Archimandrite Raphael (Noica) of Essex

11 November 2014

Son of famous Romanian philosopher Constantin Noica, Father Raphael was born in 1942. He received only a basic Christian education (practicing the faith in his family was reduced only to participating at the Paschal Service, to light a candle).

At 13, he emigrates with his mother (of British citizenship) and his sister in England, to escape the Communist rule in Romania (his father has to stay behind). The searches specific to that age were also manifested on a spiritual level. He joins the Anglican Church only to realize that there “atmosphere was very impoverished, very cold, even boring – not in a way that you would start to yawn in church, but because it wasn’t in any way nourishing.”

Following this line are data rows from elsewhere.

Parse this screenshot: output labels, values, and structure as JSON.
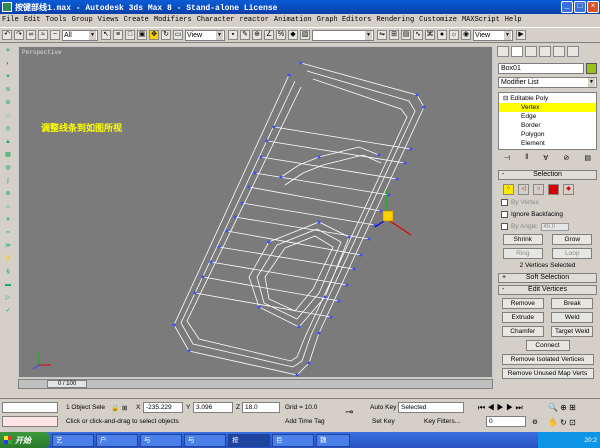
{
  "window": {
    "title": "按键部线1.max - Autodesk 3ds Max 8  - Stand-alone License"
  },
  "menu": [
    "File",
    "Edit",
    "Tools",
    "Group",
    "Views",
    "Create",
    "Modifiers",
    "Character",
    "reactor",
    "Animation",
    "Graph Editors",
    "Rendering",
    "Customize",
    "MAXScript",
    "Help"
  ],
  "toolbar": {
    "filter_select": "All",
    "view_select": "View",
    "view_select_right": "View"
  },
  "viewport": {
    "label": "Perspective",
    "caption": "调整线条到如图所视"
  },
  "timeline": {
    "frame": "0 / 100"
  },
  "command_panel": {
    "object_name": "Box01",
    "object_color": "#9ac020",
    "modifier_list": "Modifier List",
    "stack": [
      {
        "label": "Editable Poly",
        "level": "root",
        "selected": false
      },
      {
        "label": "Vertex",
        "level": "sub",
        "selected": true
      },
      {
        "label": "Edge",
        "level": "sub",
        "selected": false
      },
      {
        "label": "Border",
        "level": "sub",
        "selected": false
      },
      {
        "label": "Polygon",
        "level": "sub",
        "selected": false
      },
      {
        "label": "Element",
        "level": "sub",
        "selected": false
      }
    ],
    "selection": {
      "title": "Selection",
      "by_vertex": "By Vertex",
      "ignore_backfacing": "Ignore Backfacing",
      "by_angle": "By Angle:",
      "angle_value": "45.0",
      "shrink": "Shrink",
      "grow": "Grow",
      "ring": "Ring",
      "loop": "Loop",
      "status": "2 Vertices Selected"
    },
    "soft_selection": {
      "title": "Soft Selection"
    },
    "edit_vertices": {
      "title": "Edit Vertices",
      "remove": "Remove",
      "break": "Break",
      "extrude": "Extrude",
      "weld": "Weld",
      "chamfer": "Chamfer",
      "target_weld": "Target Weld",
      "connect": "Connect",
      "remove_isolated": "Remove Isolated Vertices",
      "remove_unused": "Remove Unused Map Verts"
    }
  },
  "status": {
    "selection_count": "1 Object Sele",
    "x_label": "X",
    "x_value": "-235.229",
    "y_label": "Y",
    "y_value": "3.096",
    "z_label": "Z",
    "z_value": "18.0",
    "grid": "Grid = 10.0",
    "auto_key": "Auto Key",
    "auto_key_select": "Selected",
    "set_key": "Set Key",
    "key_filters": "Key Filters...",
    "frame_field": "0",
    "prompt": "Click or click-and-drag to select objects",
    "add_time_tag": "Add Time Tag"
  },
  "taskbar": {
    "start": "开始",
    "tasks": [
      "艺",
      "户",
      "与",
      "与",
      "按",
      "巨",
      "魏"
    ],
    "clock": "20:2"
  }
}
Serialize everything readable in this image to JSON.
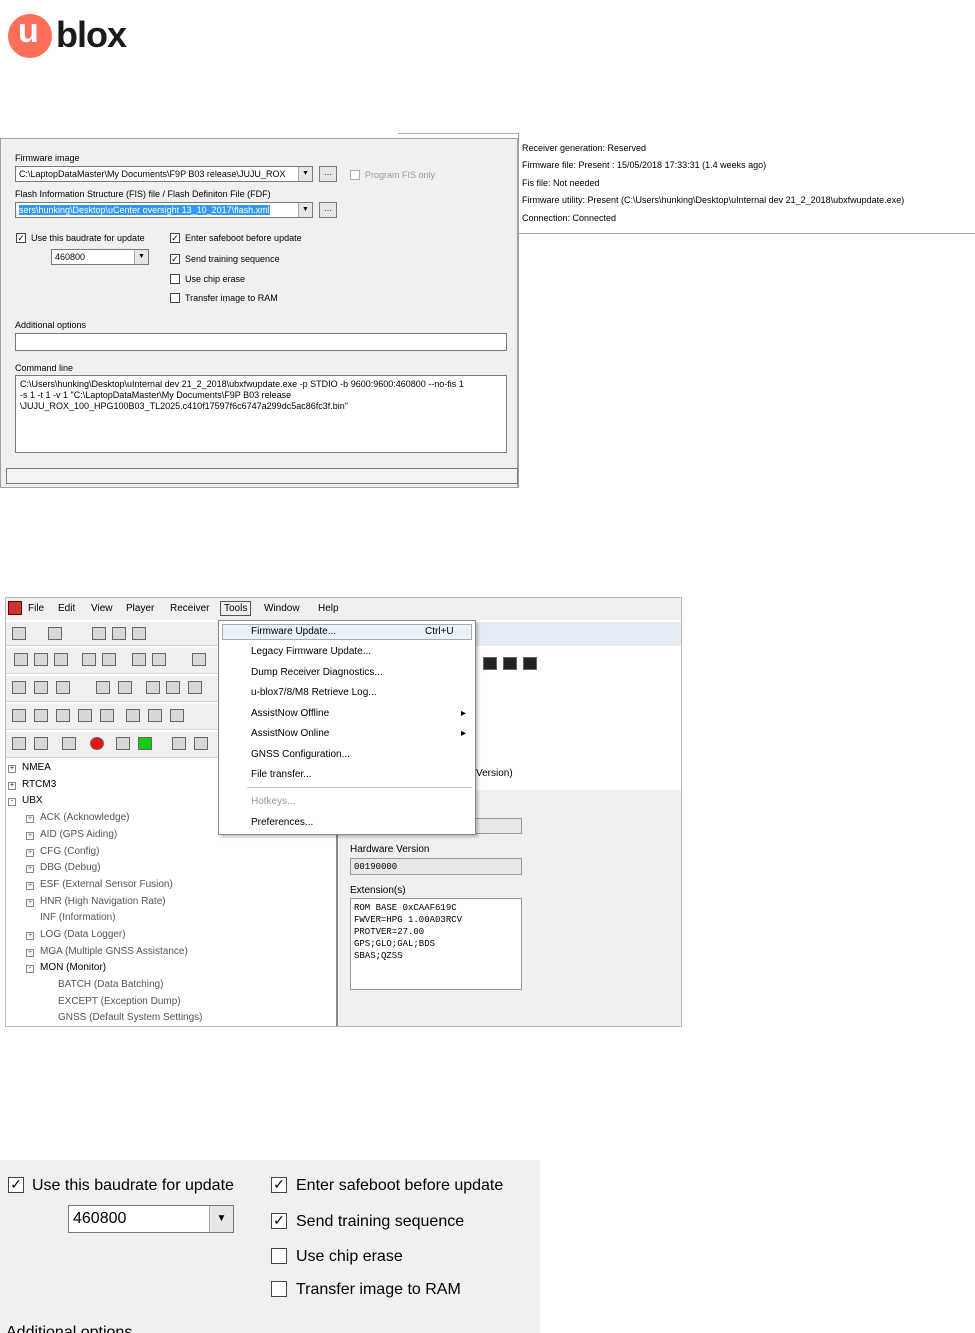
{
  "logo": {
    "text": "blox",
    "letter": "u"
  },
  "p1": {
    "firmware_image_label": "Firmware image",
    "firmware_image_value": "C:\\LaptopDataMaster\\My Documents\\F9P B03 release\\JUJU_ROX",
    "program_fis_only": "Program FIS only",
    "fis_label": "Flash Information Structure (FIS) file / Flash Definiton File (FDF)",
    "fis_value": "sers\\hunking\\Desktop\\uCenter oversight 13_10_2017\\flash.xml",
    "use_baudrate": "Use this baudrate for update",
    "baudrate": "460800",
    "enter_safeboot": "Enter safeboot before update",
    "send_training": "Send training sequence",
    "use_chip_erase": "Use chip erase",
    "transfer_ram": "Transfer image to RAM",
    "additional_options_label": "Additional options",
    "command_line_label": "Command line",
    "command_line": "C:\\Users\\hunking\\Desktop\\uInternal dev 21_2_2018\\ubxfwupdate.exe -p STDIO -b 9600:9600:460800 --no-fis 1\n-s 1 -t 1 -v 1 \"C:\\LaptopDataMaster\\My Documents\\F9P B03 release\n\\JUJU_ROX_100_HPG100B03_TL2025.c410f17597f6c6747a299dc5ac86fc3f.bin\"",
    "info": [
      "Receiver generation: Reserved",
      "Firmware file: Present : 15/05/2018  17:33:31 (1.4 weeks ago)",
      "Fis file: Not needed",
      "Firmware utility: Present (C:\\Users\\hunking\\Desktop\\uInternal dev 21_2_2018\\ubxfwupdate.exe)",
      "Connection: Connected"
    ]
  },
  "p2": {
    "menu": [
      "File",
      "Edit",
      "View",
      "Player",
      "Receiver",
      "Tools",
      "Window",
      "Help"
    ],
    "dropdown": [
      {
        "label": "Firmware Update...",
        "shortcut": "Ctrl+U"
      },
      {
        "label": "Legacy Firmware Update..."
      },
      {
        "label": "Dump Receiver Diagnostics..."
      },
      {
        "label": "u-blox7/8/M8 Retrieve Log..."
      },
      {
        "label": "AssistNow Offline",
        "sub": "▸"
      },
      {
        "label": "AssistNow Online",
        "sub": "▸"
      },
      {
        "label": "GNSS Configuration..."
      },
      {
        "label": "File transfer..."
      },
      {
        "label": "Hotkeys..."
      },
      {
        "label": "Preferences..."
      }
    ],
    "tree": [
      {
        "label": "NMEA",
        "level": 0,
        "exp": "+"
      },
      {
        "label": "RTCM3",
        "level": 0,
        "exp": "+"
      },
      {
        "label": "UBX",
        "level": 0,
        "exp": "-"
      },
      {
        "label": "ACK (Acknowledge)",
        "level": 1,
        "exp": "+"
      },
      {
        "label": "AID (GPS Aiding)",
        "level": 1,
        "exp": "+"
      },
      {
        "label": "CFG (Config)",
        "level": 1,
        "exp": "+"
      },
      {
        "label": "DBG (Debug)",
        "level": 1,
        "exp": "+"
      },
      {
        "label": "ESF (External Sensor Fusion)",
        "level": 1,
        "exp": "+"
      },
      {
        "label": "HNR (High Navigation Rate)",
        "level": 1,
        "exp": "+"
      },
      {
        "label": "INF (Information)",
        "level": 1,
        "exp": ""
      },
      {
        "label": "LOG (Data Logger)",
        "level": 1,
        "exp": "+"
      },
      {
        "label": "MGA (Multiple GNSS Assistance)",
        "level": 1,
        "exp": "+"
      },
      {
        "label": "MON (Monitor)",
        "level": 1,
        "exp": "-"
      },
      {
        "label": "BATCH (Data Batching)",
        "level": 2,
        "exp": ""
      },
      {
        "label": "EXCEPT (Exception Dump)",
        "level": 2,
        "exp": ""
      },
      {
        "label": "GNSS (Default System Settings)",
        "level": 2,
        "exp": ""
      }
    ],
    "version_label": "Version)",
    "hardware_version_label": "Hardware Version",
    "hardware_version": "00190000",
    "extensions_label": "Extension(s)",
    "extensions": "ROM BASE 0xCAAF619C\nFWVER=HPG 1.00A03RCV\nPROTVER=27.00\nGPS;GLO;GAL;BDS\nSBAS;QZSS"
  },
  "p3": {
    "use_baudrate": "Use this baudrate for update",
    "baudrate": "460800",
    "enter_safeboot": "Enter safeboot before update",
    "send_training": "Send training sequence",
    "use_chip_erase": "Use chip erase",
    "transfer_ram": "Transfer image to RAM",
    "cut_label": "Additional options"
  }
}
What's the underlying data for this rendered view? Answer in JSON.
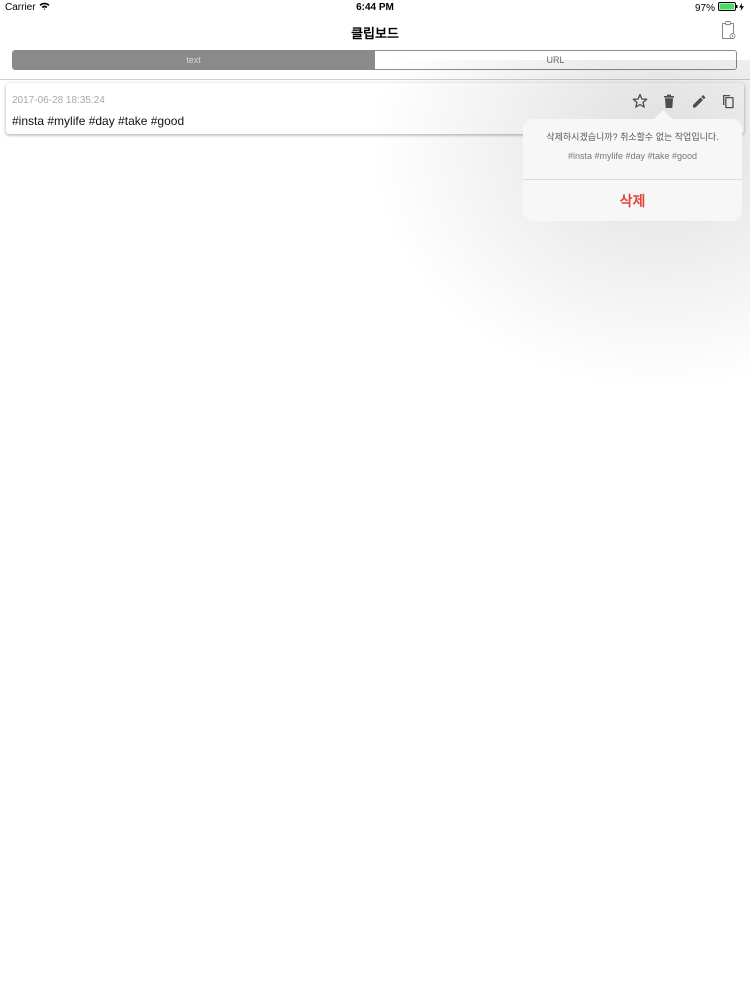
{
  "status_bar": {
    "carrier": "Carrier",
    "time": "6:44 PM",
    "battery": "97%",
    "battery_level": 0.97,
    "battery_color": "#4cd964",
    "icons": [
      "wifi-icon",
      "battery-icon",
      "bolt-icon"
    ]
  },
  "nav": {
    "title": "클립보드",
    "right_icon": "clipboard-icon"
  },
  "segmented": {
    "options": [
      "text",
      "URL"
    ],
    "selected": "text"
  },
  "card": {
    "date": "2017-06-28 18:35:24",
    "text": "#insta #mylife #day #take #good",
    "actions": [
      "star-icon",
      "trash-icon",
      "pencil-icon",
      "copy-icon"
    ]
  },
  "popover": {
    "message": "삭제하시겠습니까? 취소할수 없는 작업입니다.",
    "detail": "#insta #mylife #day #take #good",
    "delete_label": "삭제",
    "delete_color": "#e0463f"
  }
}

He goes then to Pentecostals, Congregationalists, Salvation Army etc.; he remains for a while within Baptist Community (a year and a half). In Protestantism, he stumbles especially at the biblical texts regarding Holy Communion and, in one day, he feels “like a light in my soul, the thought to return to Orthodoxy.” He providentially meets Father Sophrony, the spiritual guide of Essex Monastery, who advised him to finish his studies.

rafail-noica  in

He returns to Orthodoxy in 1961, and he’s tonsured at Essex Monastery by Father Sophrony, monasticism being for him “the answer to all the questions arose since childhood.” He considers the Protestant wandering as a work of God with him, because “if I wouldn’t live Orthodoxy as a convert, maybe I wouldn’t be able at all to see it in its splendid beauty, as the only truth of history.”

He returns to Romania in 1993, after 38 years of exile, “like the paralytic of Gospel”, and he makes some short visits, undertaking (at request) some conferences in various places of Romania; since then, he settles in a hesychasterion of Apuseni Mountains (Western Carpathians). Aside his most important and great help to the world by his prayers, Father Raphael translated into Romanian the works of his Elder, Archimandrite Sophrony, and of Saint Silouan the Athonite, his spiritual “grandfather.”

As for his personal work, Fr. Raphael says: “I wrote only one book, which I called Thoughts. I wrote it at someone incentive, who expected son of Noica to write a book. And when he opened that book, the first page was blank, the second page was blank, and so were all the others. Now, being towards the end of my life, I consider writing another book and call it Memories, because this is what all the great men did. But, since I’ve lost my memory, this book will be alike the first one.”

Still, two books bear his name, both being collections of his Romanian homilies and conferences over the last 20 years: The Other Noica and The Culture of the Spirit.